The crackers sit untouched, and Atsumu sits cross-legged on the floor of his apartment, simultaneously wired and exhausted, watching Omi glance at him over the rim of his mug and make a decision. He lowers his tea and leans toward Atsumu, just the slightest bit: a question, a request.
"Yeah," Atsumu breathes as he sets his own drink down. "But don't—"
Omi stops his approach immediately. "'Don't' what?"
He isn't sure. He doesn't know. Can't articulate it. So he says whatever's on his mind, without care for how rude or rambling or risqué it might be, and trusts Omi to understand. "Don't do it like before."
The tilt of an eyebrow asks a lot. It asks don't you think I've gotten better? and it asks you think I remember how I used to do this? and it asks how can you be picky about a kiss right now? or maybe it just asks him to shut the fuck up.

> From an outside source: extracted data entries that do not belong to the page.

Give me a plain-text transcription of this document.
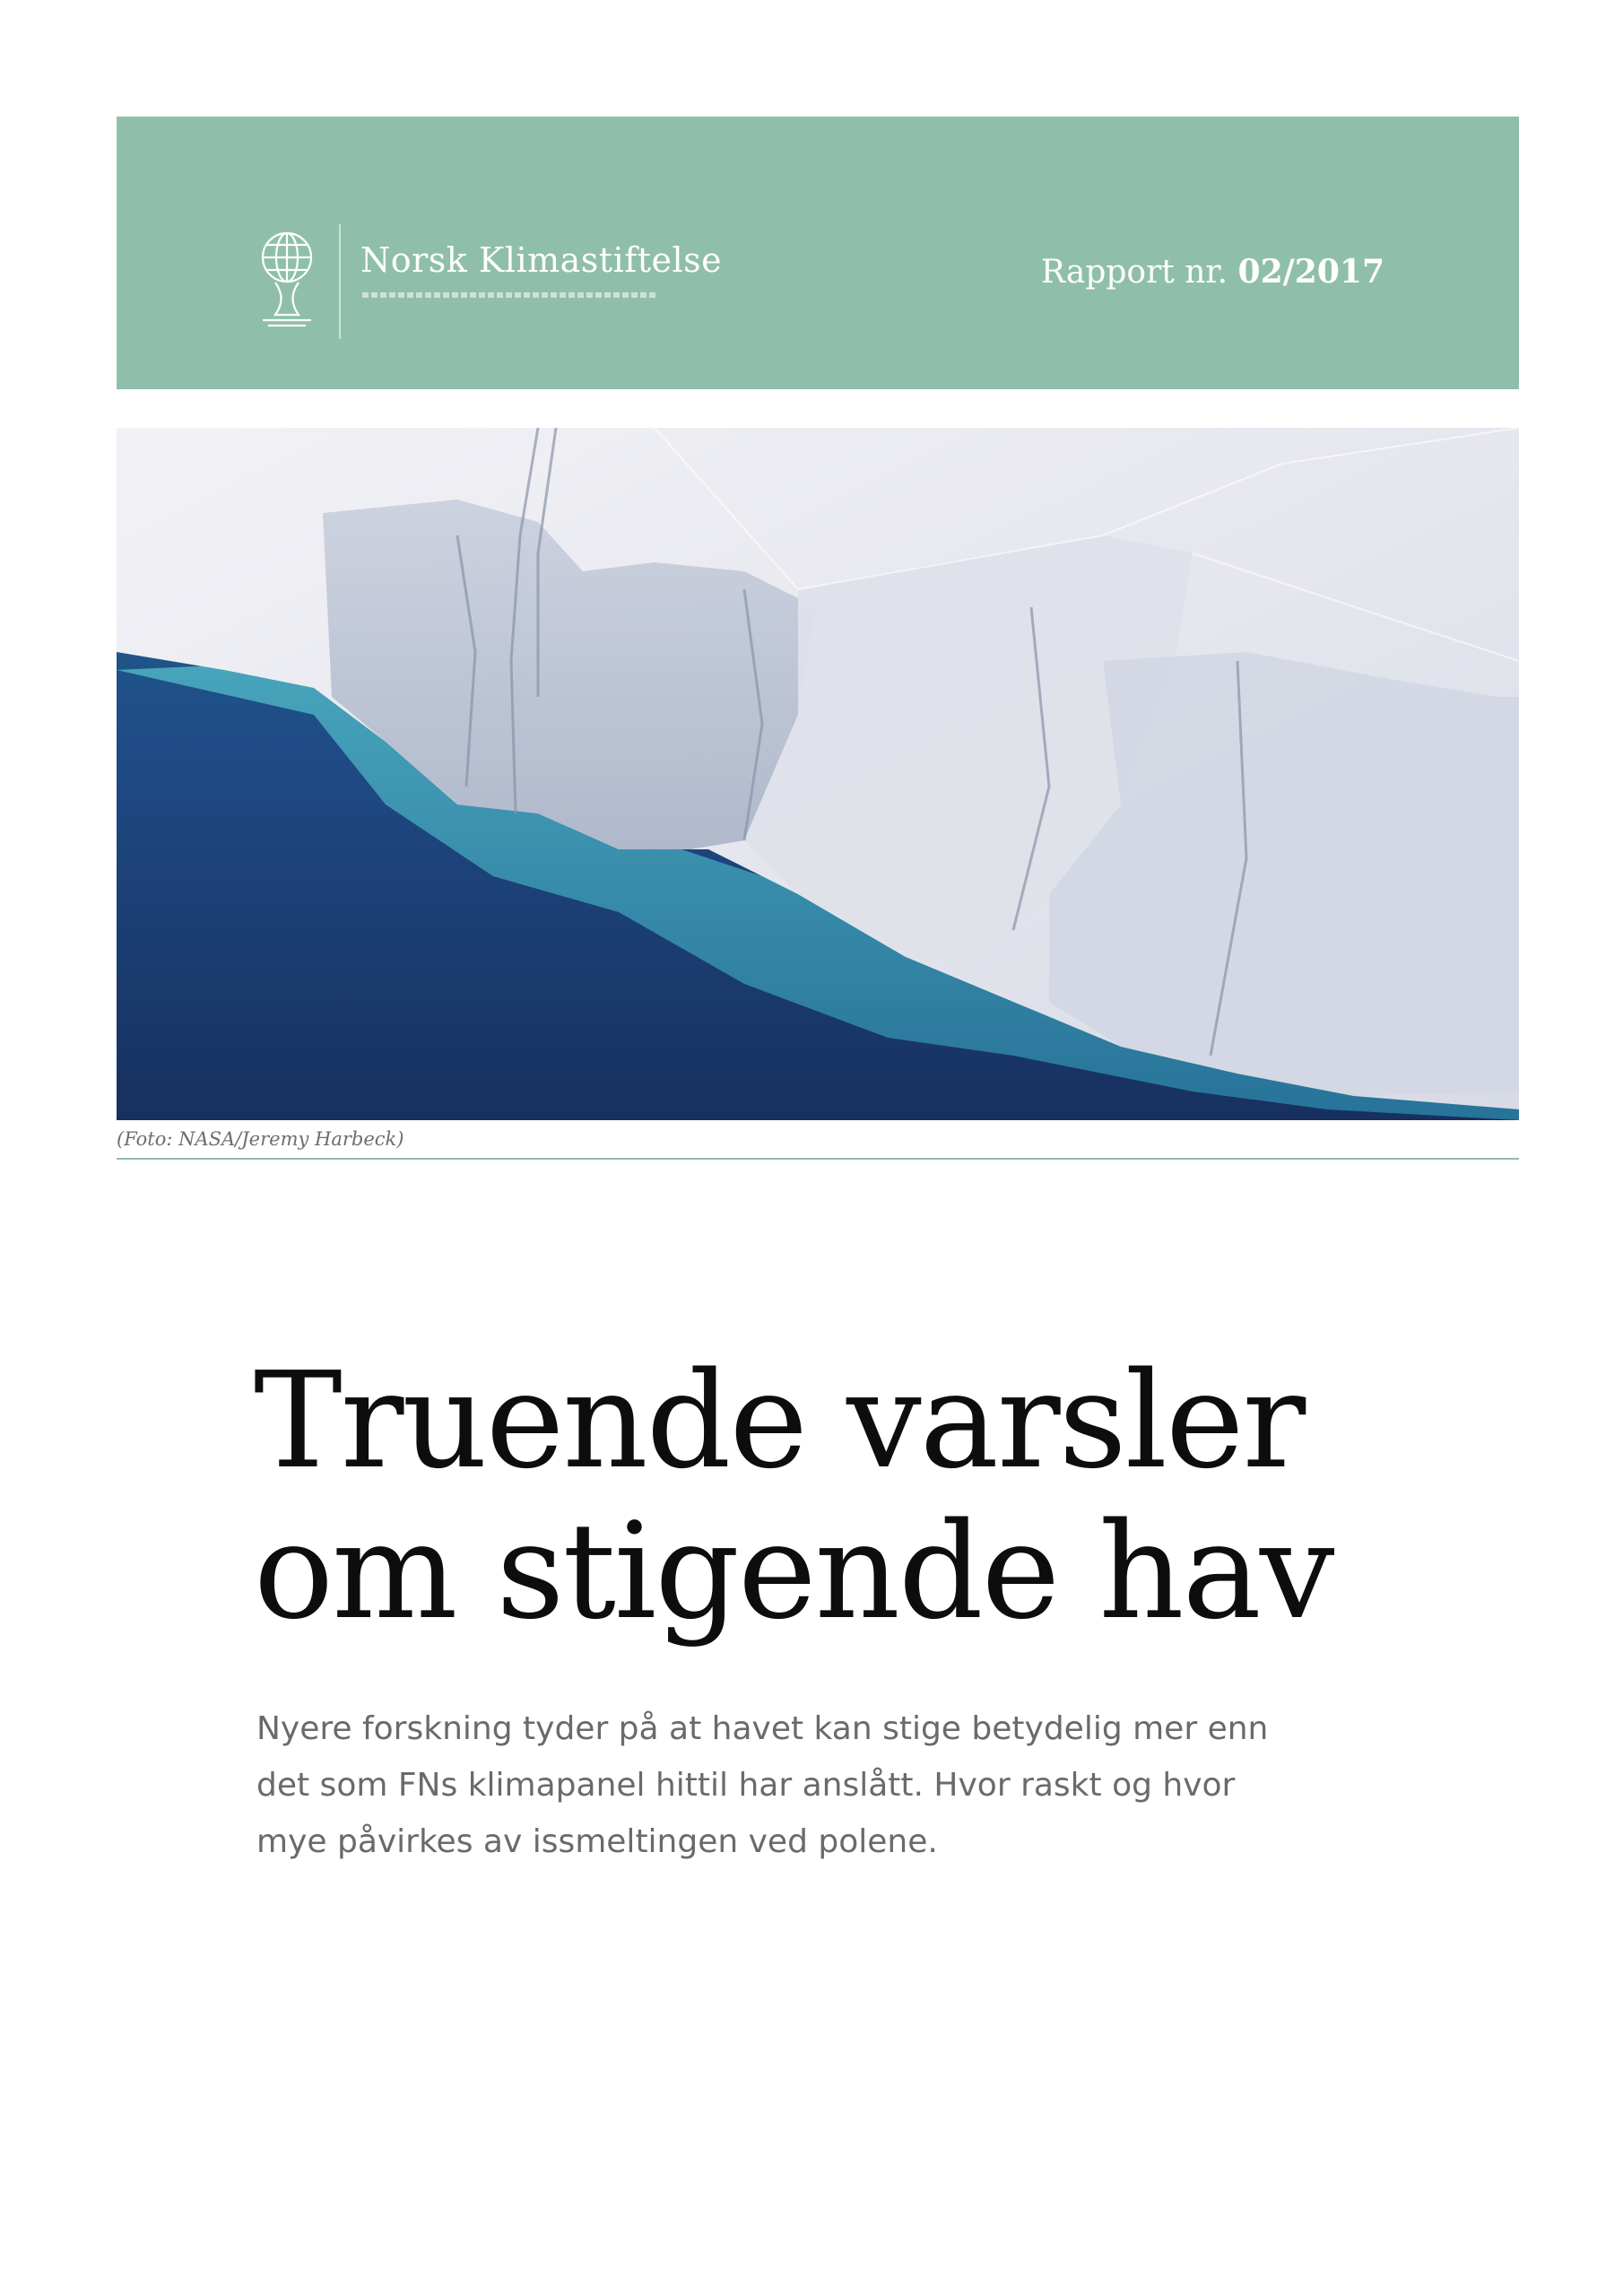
Norsk Klimastiftelse	Rapport nr. 02/2017
(Foto: NASA/Jeremy Harbeck)
Truende varsler
om stigende hav

Nyere forskning tyder på at havet kan stige betydelig mer enn
det som FNs klimapanel hittil har anslått. Hvor raskt og hvor
mye påvirkes av issmeltingen ved polene.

Kissing Sakusa Kiyoomi again is like being every iteration of Atsumu's past at once. He's himself as a jealous teenager and a horny young adult, and he's himself as a heartbroken adult and a depressed ex-athlete.
But he's mostly present-day Atsumu, who has decided the contact of two lips isn't enough when he can get all ten fingertips to press into Omi's long two-tone hair, weaving through curls so wiry they border on sharp, until his hands mold around Omi's head and cradle it gently, and he can admit he's been so lonely lonely lonely lonely lonely
It's not a record-breaking kiss, but it tastes like chamomile tea and salty crackers and those memories his high school motto seemed certain he didn't need.
"I'll walk you to your hotel in the morning," Atsumu whispers in the small space between their faces.
"Not a chance. I'm heading back tonight."
"I swear," says Atsumu. "We just sleep. That's it. You can trust me."
Omi looks at him with tired but amused eyes. "I know. But I don't know if I can trust myself." He pulls away. "Look at you, Atsumu."
And for once it's not derisive. Atsumu feels his ears heat at the implications.
"I'm visiting Motoya again in three weeks."
"Three weeks?"
"I'll send you the dates."
Atsumu glances at the clock on his coffee maker. "How far's your hotel?"
"A short walk from the 7/11... in the opposite direction." Omi's face takes on a hint of a sheepish expression.
"Don't forget the flour and matches." Atsumu pauses, then figures he loses nothing by asking more. "Why'd you need those in the middle of the night in the first place?"
Omi stands—hip cracking this time—and carefully picks his cardigan back up. "If you must know, I spilled wine on the carpet."
"Flour's not gonna do you a lot of good by now."
A resigned shrug. "I know. I suppose I'll pay for the cleaning service," sighs Omi, still cheap as ever.
Atsumu walks him all four steps to the door and watches as he carefully unstacks and ties his shoes. "But why the matches?" he presses.
There's only silence as Omi opens the door; then he turns just enough to show off the wrinkles by his eyes as he shoots Atsumu his own mysterious smirk. "Three weeks, 'Tsumu."
"Three weeks," he repeats.
Omi walks off without looking back, and Atsumu shuts his door before he's fully out of sight, but when he picks up the mask that was left behind and sees his reflection in his tv screen, Atsumu notices the quirk of his lips and a hint of an exposed canine looking back it him.